The BBC's science dept has out-done itself recently, and this series is one of the most lively and engaging they've produced. It looks at how the geology of our planet has shaped human development and society, and uses stunning photography from around the globe to illustrate each episode. I enjoyed Professor Iain Stewart's previous series Earth : The Power of the Planet - Complete BBC Series [DVD], and he's a very likeable, down to earth and knowledgeable presenter. That's just as well because he's on screen for most of each hour-long episode he and provides the narration, too; there may well be a team of researchers working in the background but few other experts or talking heads play a part in this series.
Instead, Prof Stewart travels to iconic, beautiful locations like the Sahara desert, the West African coast, a crystal cave in Mexico, holes in the Iranian desert, frozen Iceland, the Indian monsoon and a salt glacier (an extraordinary sight indeed), while examining how geological forces have played a part in the rise and fall of various human civilisations. Different episodes look at volcanoes and earthquakes; the forces of the wind and how it affects weather and trade, water and our use of it in irrigation, and fire; oil, and the industrial revolution. Some of the snapshots are obvious and familiar, and an explanation of why fault lines cause earthquakes was extremely timely. But some of the segments are utterly unexpected and wonderful, like the astonishing crystal cave (which will look wonderful in high-definition) and the amazing living bridge in the Himalayas which withstands the rushing floodwaters every year.
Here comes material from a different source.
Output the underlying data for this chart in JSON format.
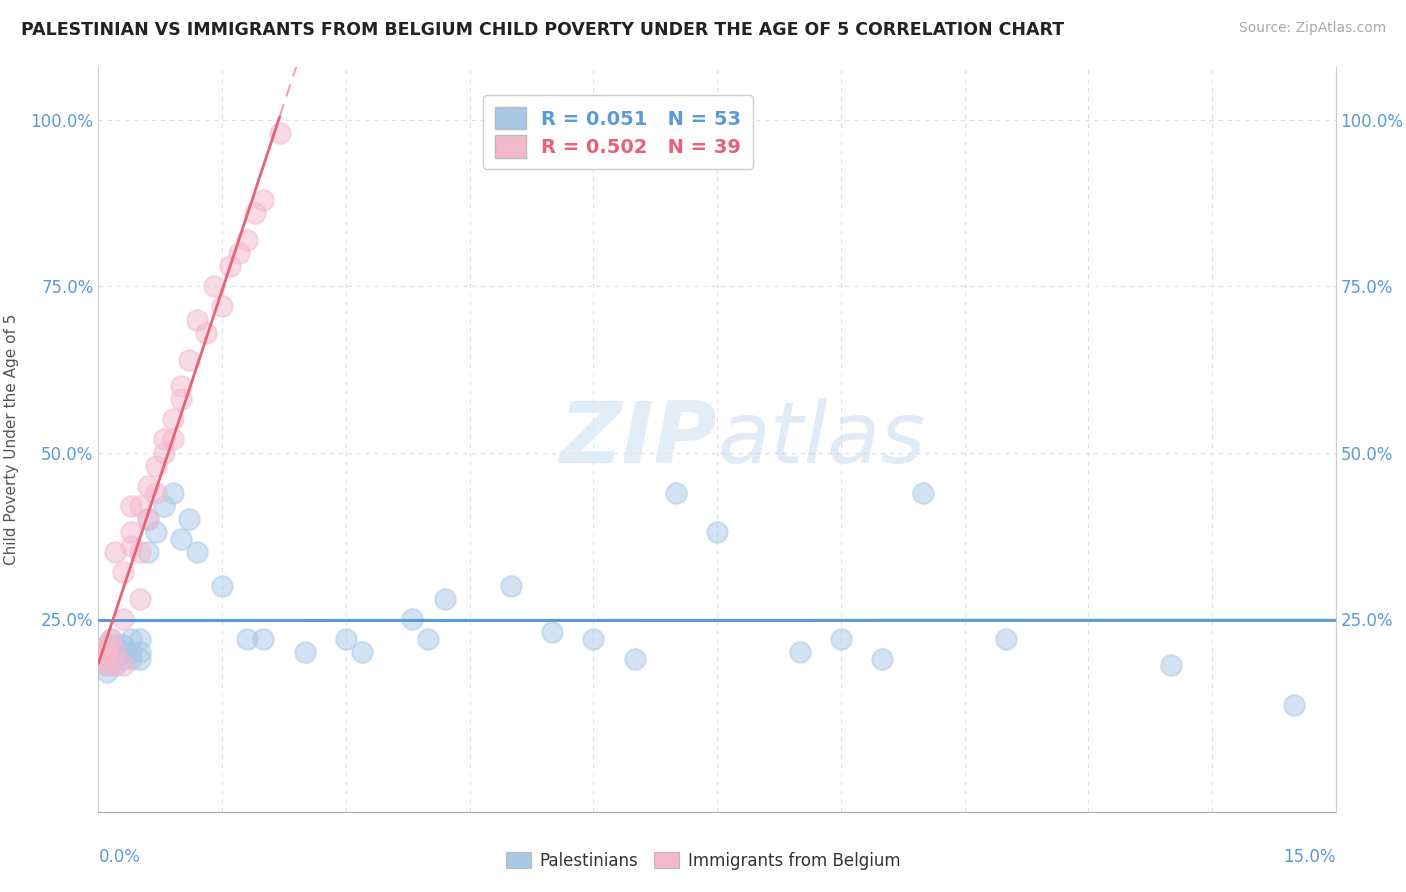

Things get a little bit maudlin when Prof Stewart considers the slave trade, and again when he gives a mini-lecture on how some civilisations fell because they failed to take good care of scant resources. It's hard to give a lecture on living frugally and taking care of the planet when you've obviously been galloping around it for the sake of entertainment - although there is quite a bit of striking new footage in these films, plenty of it could have been illustrated by archive material and all those air miles could have been saved...
However, the majority of the programmes are heavy on information which is presented in an entertaining manner, and the moralising is kept to a minimum. There's quite a bit of use of graphics which come in really handy explaining how different wind systems work and why weather is so difficult to predict. I now know what the Jet Stream is! From that we can understand why some areas of the world were easier for Europeans to reach, and why certain trade routes developed, and why some islands took forever to be `found' by the first sailing ships. Likewise, the role of fire in establishing the industrial revolution in the old world, with all of the effects that history has had on the modern world, was fascinating. The 'fire' episode in particular explains what the carbon cycle really is, and why it has been so important to the development of the modern world. The final, fifth programme is also worthwhile (although leans a little towards the lecturing) as it explains what effect we have had upon the planet; humanity is another natural force and we have made earth in some ways...
Prof Stewart has produced a wonderfully intriguing series of visually impressive lectures, which really do explain just how the forces of our planet have shaped human society. Not a dull moment in them; and the DVD set comes with a behind the scenes documentary too. Suitable for all ages and any enquiring minds.